Dal 1995, l’Associazione dei familiari delle vittime della Uno Bianca ha mantenuto viva l’attenzione pubblica sulle efferate azioni criminali compiute dai fratelli Savi e dai loro soci tra il 1987 e il 1994. Una vicenda che ha avuto una conclusione giudiziaria con la condanna definitiva degli imputati ma che lascia ancora il dubbio, tra chi ha perso i suoi cari, sulle ragioni che spinsero a tanta violenza
di Rosanna Zecchi, presidente dell’Associazione dei familiari delle vittime della Uno Bianca
L’Associazione dei familiari delle vittime della Uno Bianca riunisce i familiari delle vittime della cosiddetta “Banda della Uno Bianca”. Fu costituita il 23 marzo 1995, dopo l’arresto dei fratelli Savi e dei loro complici.
Tra il 1987 e il 1994, la banda seminò il terrore tra Emilia-Romagna e Marche, rendendosi responsabile di un centinaio di azioni delittuose che causarono la morte di ventiquattro persone e il ferimento di altre centodue. A destare ancora più sdegno fu la notizia che, ad eccezione di Fabio Savi, tutti gli affiliati della banda erano membri della Polizia di Stato.
Trattandosi nella maggioranza dei casi di rapine, gli inquirenti individuarono subito un movente di natura economica. Un movente confermato anche in sede processuale, che ci ha tuttavia sempre lasciati perplessi, vista l’evidente sproporzione tra la ricchezza accumulata e la violenza inaudita utilizzata per raggiungerla.

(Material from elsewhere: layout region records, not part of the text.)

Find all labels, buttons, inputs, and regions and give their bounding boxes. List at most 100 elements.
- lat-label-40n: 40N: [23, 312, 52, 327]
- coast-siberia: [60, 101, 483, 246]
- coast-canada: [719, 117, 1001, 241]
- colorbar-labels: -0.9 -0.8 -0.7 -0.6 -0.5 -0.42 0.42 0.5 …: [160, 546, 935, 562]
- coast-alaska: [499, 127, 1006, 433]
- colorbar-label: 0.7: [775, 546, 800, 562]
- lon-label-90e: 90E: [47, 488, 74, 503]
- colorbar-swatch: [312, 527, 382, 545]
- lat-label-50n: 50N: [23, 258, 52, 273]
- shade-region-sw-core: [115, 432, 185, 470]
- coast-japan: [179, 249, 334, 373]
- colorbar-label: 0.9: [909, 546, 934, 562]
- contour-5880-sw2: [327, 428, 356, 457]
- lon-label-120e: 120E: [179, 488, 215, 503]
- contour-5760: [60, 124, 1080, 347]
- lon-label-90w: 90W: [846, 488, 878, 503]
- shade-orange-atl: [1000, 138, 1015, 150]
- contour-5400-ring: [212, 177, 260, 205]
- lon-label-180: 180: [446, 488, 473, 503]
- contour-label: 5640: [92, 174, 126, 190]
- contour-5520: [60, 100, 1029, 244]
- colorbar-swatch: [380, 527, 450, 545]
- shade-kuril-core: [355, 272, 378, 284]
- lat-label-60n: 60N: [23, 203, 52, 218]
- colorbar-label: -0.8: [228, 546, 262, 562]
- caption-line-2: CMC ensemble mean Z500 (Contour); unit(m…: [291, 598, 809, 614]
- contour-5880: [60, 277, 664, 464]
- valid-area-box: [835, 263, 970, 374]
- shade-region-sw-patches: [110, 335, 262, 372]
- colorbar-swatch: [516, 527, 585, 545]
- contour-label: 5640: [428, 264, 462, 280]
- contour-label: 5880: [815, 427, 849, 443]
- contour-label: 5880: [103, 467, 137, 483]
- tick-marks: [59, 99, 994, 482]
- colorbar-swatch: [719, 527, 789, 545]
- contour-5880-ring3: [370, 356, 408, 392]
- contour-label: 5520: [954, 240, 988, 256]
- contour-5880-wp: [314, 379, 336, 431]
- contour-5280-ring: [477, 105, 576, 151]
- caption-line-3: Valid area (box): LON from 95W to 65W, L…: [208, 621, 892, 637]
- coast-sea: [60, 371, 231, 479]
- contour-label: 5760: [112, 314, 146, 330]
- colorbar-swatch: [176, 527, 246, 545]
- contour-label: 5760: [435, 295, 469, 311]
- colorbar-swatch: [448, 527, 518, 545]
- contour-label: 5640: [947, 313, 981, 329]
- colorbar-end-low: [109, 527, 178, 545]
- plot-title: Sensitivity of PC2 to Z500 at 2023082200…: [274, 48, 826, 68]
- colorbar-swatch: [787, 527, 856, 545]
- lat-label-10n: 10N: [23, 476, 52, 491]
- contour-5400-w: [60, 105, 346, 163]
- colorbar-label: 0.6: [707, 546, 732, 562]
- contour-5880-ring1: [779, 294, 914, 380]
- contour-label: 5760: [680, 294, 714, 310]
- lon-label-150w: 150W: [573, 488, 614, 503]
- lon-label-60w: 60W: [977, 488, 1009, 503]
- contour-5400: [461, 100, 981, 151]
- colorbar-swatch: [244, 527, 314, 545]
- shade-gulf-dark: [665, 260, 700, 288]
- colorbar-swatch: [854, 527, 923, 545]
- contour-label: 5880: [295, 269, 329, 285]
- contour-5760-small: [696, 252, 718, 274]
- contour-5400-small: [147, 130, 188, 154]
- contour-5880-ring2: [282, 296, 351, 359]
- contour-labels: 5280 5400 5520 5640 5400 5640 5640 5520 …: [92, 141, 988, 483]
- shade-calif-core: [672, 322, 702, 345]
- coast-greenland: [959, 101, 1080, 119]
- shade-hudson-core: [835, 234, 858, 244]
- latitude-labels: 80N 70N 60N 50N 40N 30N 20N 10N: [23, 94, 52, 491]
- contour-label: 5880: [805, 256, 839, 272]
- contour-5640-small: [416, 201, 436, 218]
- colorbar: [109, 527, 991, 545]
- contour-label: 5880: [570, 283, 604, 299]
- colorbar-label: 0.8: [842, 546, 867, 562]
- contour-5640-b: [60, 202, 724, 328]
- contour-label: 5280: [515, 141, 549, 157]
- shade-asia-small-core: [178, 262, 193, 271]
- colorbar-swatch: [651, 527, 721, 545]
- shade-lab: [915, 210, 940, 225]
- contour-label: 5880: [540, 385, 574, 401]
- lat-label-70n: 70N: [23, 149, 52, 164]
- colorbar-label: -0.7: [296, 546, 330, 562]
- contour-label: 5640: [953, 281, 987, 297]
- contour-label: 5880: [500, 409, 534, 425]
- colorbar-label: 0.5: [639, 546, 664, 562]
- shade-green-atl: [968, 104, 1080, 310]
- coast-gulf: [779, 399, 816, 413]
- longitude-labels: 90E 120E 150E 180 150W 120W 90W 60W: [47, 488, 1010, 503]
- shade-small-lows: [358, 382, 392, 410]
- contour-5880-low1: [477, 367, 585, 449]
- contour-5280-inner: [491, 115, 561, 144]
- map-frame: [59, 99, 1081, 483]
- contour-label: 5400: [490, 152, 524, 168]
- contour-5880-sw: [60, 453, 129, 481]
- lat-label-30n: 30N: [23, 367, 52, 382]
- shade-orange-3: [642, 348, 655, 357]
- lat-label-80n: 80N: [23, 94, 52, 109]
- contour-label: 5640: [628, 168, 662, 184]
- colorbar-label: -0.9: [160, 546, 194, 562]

L’Associazione nacque dunque non soltanto con lo scopo di avere giustizia per le vittime ma anche per cercare la verità e tramandare la memoria di una vicenda assolutamente anomala. Oltre a seguire i vari processi susseguitisi negli anni, ha creato un archivio (oggi digitalizzato grazie al sostegno della Regione) dell’intero iter processuale, delle relazioni Gualtieri, Serra e Di Pietro presso la Commissione Stragi del Parlamento e delle inchieste giornalistiche e pubblicazioni prodotte sulla vicenda. Ogni 13 ottobre, data comune del ricordo di tutte le vittime della banda, è sempre un momento di riflessione e condivisione con la città di Bologna. Soprattutto con i suoi cittadini più giovani.
Per tutto questo abbiamo deciso di aderire a Il Futuro della Memoria: raccontare ai cittadini la nostra storia e le nostre sofferenze, con la speranza che possano capire e aiutarci a coltivare il ricordo di questi crimini efferati di cui ancora oggi, nonostante le sentenze, non riusciamo a comprendere il perché. Un perché che può emergere anche dal dialogo e dal confronto. Questa è la nostra profonda convinzione.